Simanowitz, Uluslararası Af Örgütü’nün sayfasında yayımlanan “Türkiye’de bağımsız gazetecilik baskılara karşı durabilir mi?” başlıklı yazısını şöyle sürdürdü:
“Biz de tam olarak bunu yaptık. Uluslararası Af Örgütü, 2017’de Dünya Basın Özgürlüğü Günü’nde, önde gelen diğer birçok insan hakları örgütüyle birlikte Free Turkey Media (Gazetecilik Suç Değildir) kampanyasını başlattı.
“Dört yıl içinde Türkiye’deki gazetecilerin acilen serbest bırakılması çağrısında bulunan online imza kampanyasını 250 binin üzerinde kişi imzaladı. Diğer binlerce kişi Twitter’da ‘dayanışma selfie’leri’ paylaştı ve tanınmış gazeteciler, siyasetçiler ve ünlüler de bu çağrıya katıldı.
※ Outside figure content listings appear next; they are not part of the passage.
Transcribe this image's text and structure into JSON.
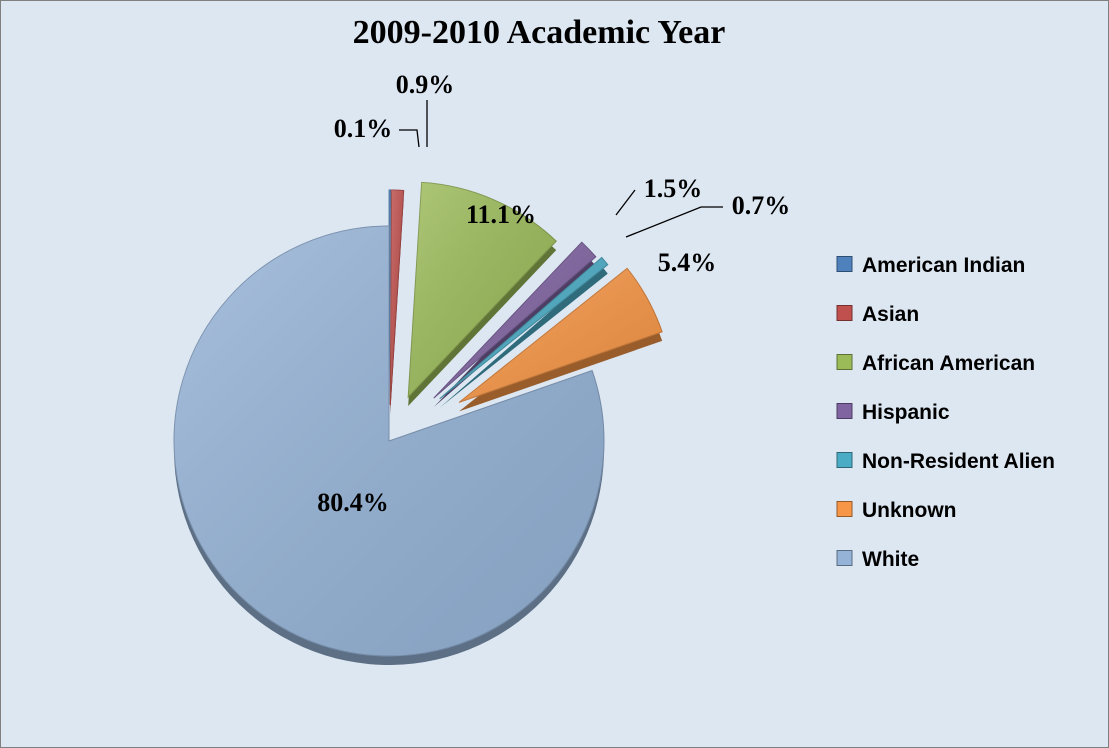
{
  "chart_data": {
    "type": "pie",
    "title": "2009-2010  Academic Year",
    "slices": [
      {
        "label": "American Indian",
        "value": 0.1,
        "display": "0.1%",
        "color": "#4f81bd"
      },
      {
        "label": "Asian",
        "value": 0.9,
        "display": "0.9%",
        "color": "#c0504d"
      },
      {
        "label": "African American",
        "value": 11.1,
        "display": "11.1%",
        "color": "#9bbb59"
      },
      {
        "label": "Hispanic",
        "value": 1.5,
        "display": "1.5%",
        "color": "#8064a2"
      },
      {
        "label": "Non-Resident Alien",
        "value": 0.7,
        "display": "0.7%",
        "color": "#4bacc6"
      },
      {
        "label": "Unknown",
        "value": 5.4,
        "display": "5.4%",
        "color": "#f79646"
      },
      {
        "label": "White",
        "value": 80.4,
        "display": "80.4%",
        "color": "#95b3d7"
      }
    ],
    "exploded": true,
    "legend_position": "right",
    "background_color": "#dde7f2"
  }
}
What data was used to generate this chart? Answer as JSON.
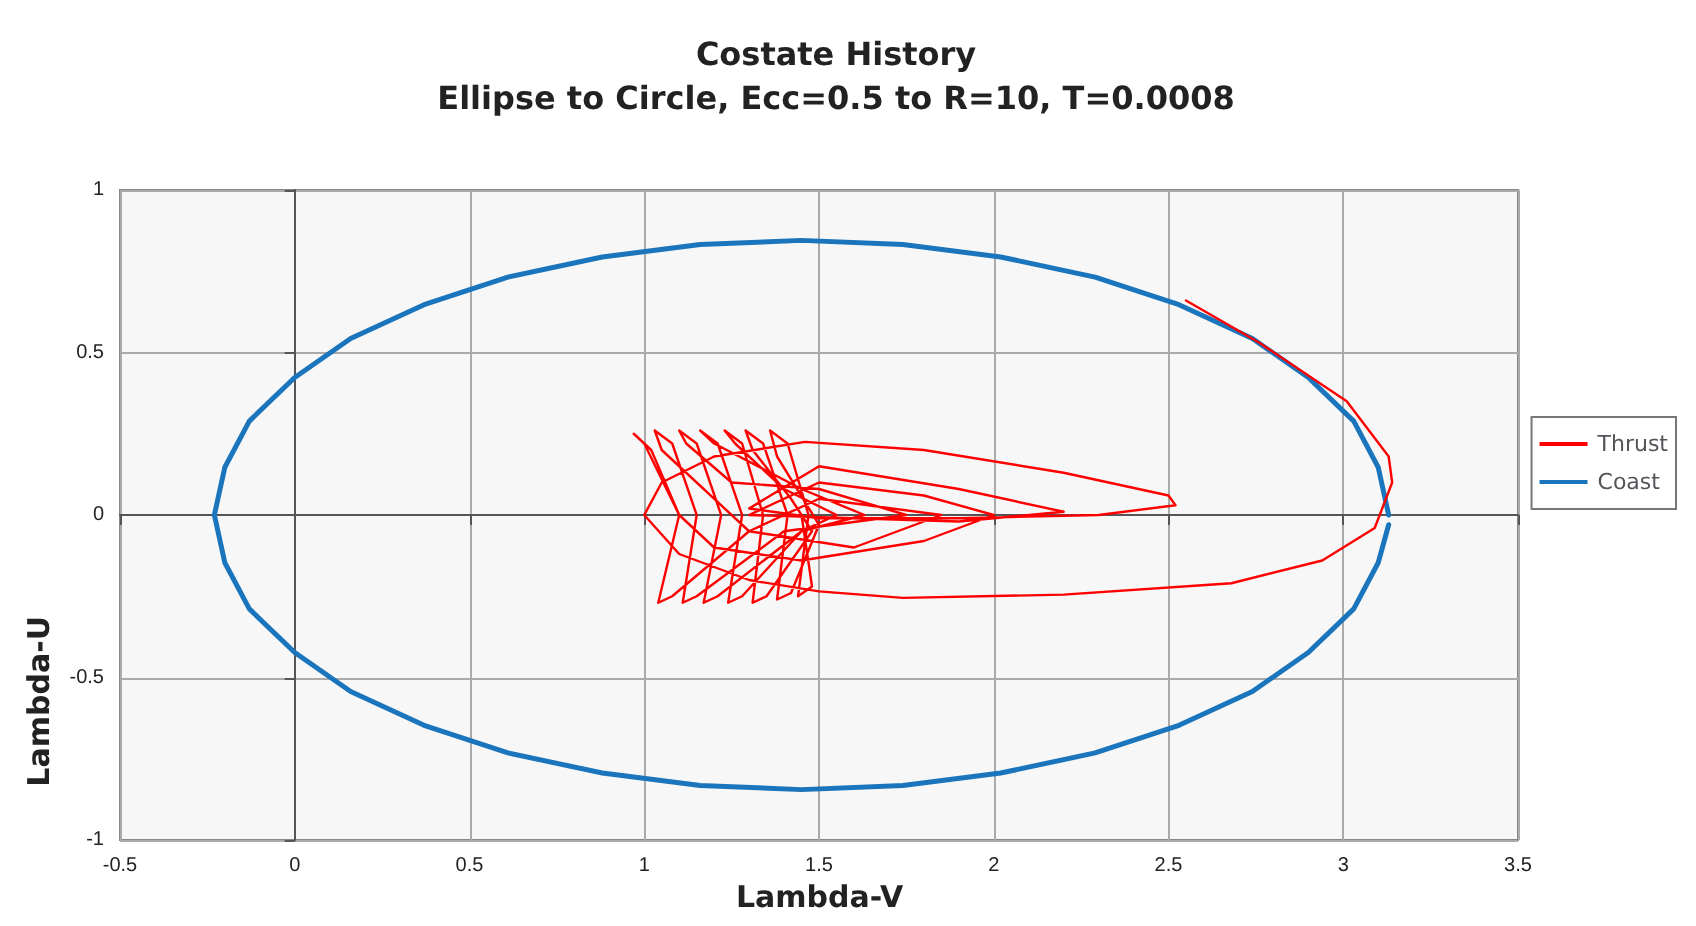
{
  "chart_data": {
    "type": "line",
    "title": "Costate History",
    "subtitle": "Ellipse to Circle, Ecc=0.5 to R=10, T=0.0008",
    "xlabel": "Lambda-V",
    "ylabel": "Lambda-U",
    "xlim": [
      -0.5,
      3.5
    ],
    "xticks": [
      -0.5,
      0,
      0.5,
      1,
      1.5,
      2,
      2.5,
      3,
      3.5
    ],
    "ylim": [
      -1,
      1
    ],
    "yticks": [
      -1,
      -0.5,
      0,
      0.5,
      1
    ],
    "grid": true,
    "legend": "right",
    "marker": "none",
    "line_style": "solid",
    "series": [
      {
        "name": "Thrust",
        "color": "#ff0000",
        "x": [
          2.55,
          2.76,
          3.01,
          3.13,
          3.14,
          3.09,
          2.94,
          2.68,
          2.2,
          1.74,
          1.5,
          1.3,
          1.1,
          1.0,
          1.05,
          1.2,
          1.46,
          1.8,
          2.2,
          2.5,
          2.52,
          2.3,
          1.9,
          1.5,
          1.3,
          1.5,
          1.9,
          2.2,
          1.9,
          1.6,
          1.3,
          1.5,
          1.8,
          2.0,
          1.8,
          1.45,
          1.2,
          1.1,
          1.0,
          0.97,
          1.02,
          1.1,
          1.04,
          1.08,
          1.3,
          1.5,
          1.85,
          1.6,
          1.3,
          1.05,
          1.03,
          1.08,
          1.15,
          1.11,
          1.15,
          1.4,
          1.75,
          1.5,
          1.25,
          1.12,
          1.1,
          1.15,
          1.22,
          1.17,
          1.21,
          1.45,
          1.63,
          1.45,
          1.2,
          1.16,
          1.21,
          1.28,
          1.24,
          1.28,
          1.45,
          1.55,
          1.4,
          1.26,
          1.23,
          1.28,
          1.34,
          1.31,
          1.35,
          1.48,
          1.42,
          1.31,
          1.29,
          1.34,
          1.41,
          1.38,
          1.42,
          1.5,
          1.38,
          1.36,
          1.41,
          1.47,
          1.44,
          1.48,
          1.45
        ],
        "values": [
          0.66,
          0.53,
          0.35,
          0.18,
          0.1,
          -0.04,
          -0.14,
          -0.21,
          -0.245,
          -0.255,
          -0.235,
          -0.2,
          -0.12,
          0.0,
          0.1,
          0.18,
          0.225,
          0.2,
          0.13,
          0.06,
          0.03,
          0.0,
          -0.01,
          -0.01,
          0.02,
          0.15,
          0.08,
          0.01,
          -0.02,
          -0.01,
          0.0,
          0.1,
          0.06,
          0.0,
          -0.08,
          -0.14,
          -0.1,
          0.0,
          0.22,
          0.25,
          0.2,
          0.0,
          -0.27,
          -0.25,
          -0.05,
          0.05,
          0.0,
          -0.1,
          -0.05,
          0.2,
          0.26,
          0.22,
          0.0,
          -0.27,
          -0.25,
          -0.05,
          0.0,
          0.08,
          0.1,
          0.22,
          0.26,
          0.22,
          0.0,
          -0.27,
          -0.25,
          -0.05,
          0.0,
          0.08,
          0.22,
          0.26,
          0.22,
          0.0,
          -0.27,
          -0.25,
          -0.05,
          0.0,
          0.08,
          0.22,
          0.26,
          0.22,
          0.0,
          -0.27,
          -0.25,
          -0.05,
          0.05,
          0.2,
          0.26,
          0.22,
          0.0,
          -0.26,
          -0.24,
          -0.03,
          0.18,
          0.26,
          0.22,
          0.0,
          -0.25,
          -0.22,
          0.0
        ]
      },
      {
        "name": "Coast",
        "color": "#1a75bc",
        "x": [
          3.13,
          3.1,
          3.03,
          2.9,
          2.74,
          2.53,
          2.29,
          2.02,
          1.74,
          1.45,
          1.16,
          0.88,
          0.61,
          0.37,
          0.16,
          0.0,
          -0.13,
          -0.2,
          -0.23,
          -0.2,
          -0.13,
          0.0,
          0.16,
          0.37,
          0.61,
          0.88,
          1.16,
          1.45,
          1.74,
          2.02,
          2.29,
          2.53,
          2.74,
          2.9,
          3.03,
          3.1,
          3.13
        ],
        "values": [
          0,
          0.147,
          0.289,
          0.423,
          0.543,
          0.647,
          0.732,
          0.794,
          0.832,
          0.845,
          0.832,
          0.794,
          0.732,
          0.647,
          0.543,
          0.423,
          0.289,
          0.147,
          0,
          -0.147,
          -0.289,
          -0.423,
          -0.543,
          -0.647,
          -0.732,
          -0.794,
          -0.832,
          -0.845,
          -0.832,
          -0.794,
          -0.732,
          -0.647,
          -0.543,
          -0.423,
          -0.289,
          -0.147,
          -0.03
        ]
      }
    ]
  }
}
“Buna rağmen Türkiye’de gazeteciler için durum hâlâ feci. Türkiye’nin en saygın gazetecilerinin, bir başka deyişle Christiane Amanpour’ları, Mehdi Hasan’ları ve Anderson Cooper’larının bir kısmı sürgüne gönderildi, haklarında soruşturmalar açıldı veya cezaevinde tutuluyor. Bazıları akla mantığa sığmayan biçimde ömür boyu hapis cezasına mahkum edildiği için cezaevinde, diğerleri ise temelsiz suçlamalarla tutuklu yargılanıyor.
“Tutukluluk ceza amacıyla kullanılıyor”
“Uluslararası insan hakları hukuku ve standartları gereğince tutukluluk tedbiri ancak kaçma, diğer kişilere zarar verme veya kanıtlara ya da soruşturmaya müdahale etme konusunda somut bir riskin önlemesinde diğer alternatiflerin uygun olmadığı durumlarda uygulanan istisnai bir tedbir olmak zorundadır.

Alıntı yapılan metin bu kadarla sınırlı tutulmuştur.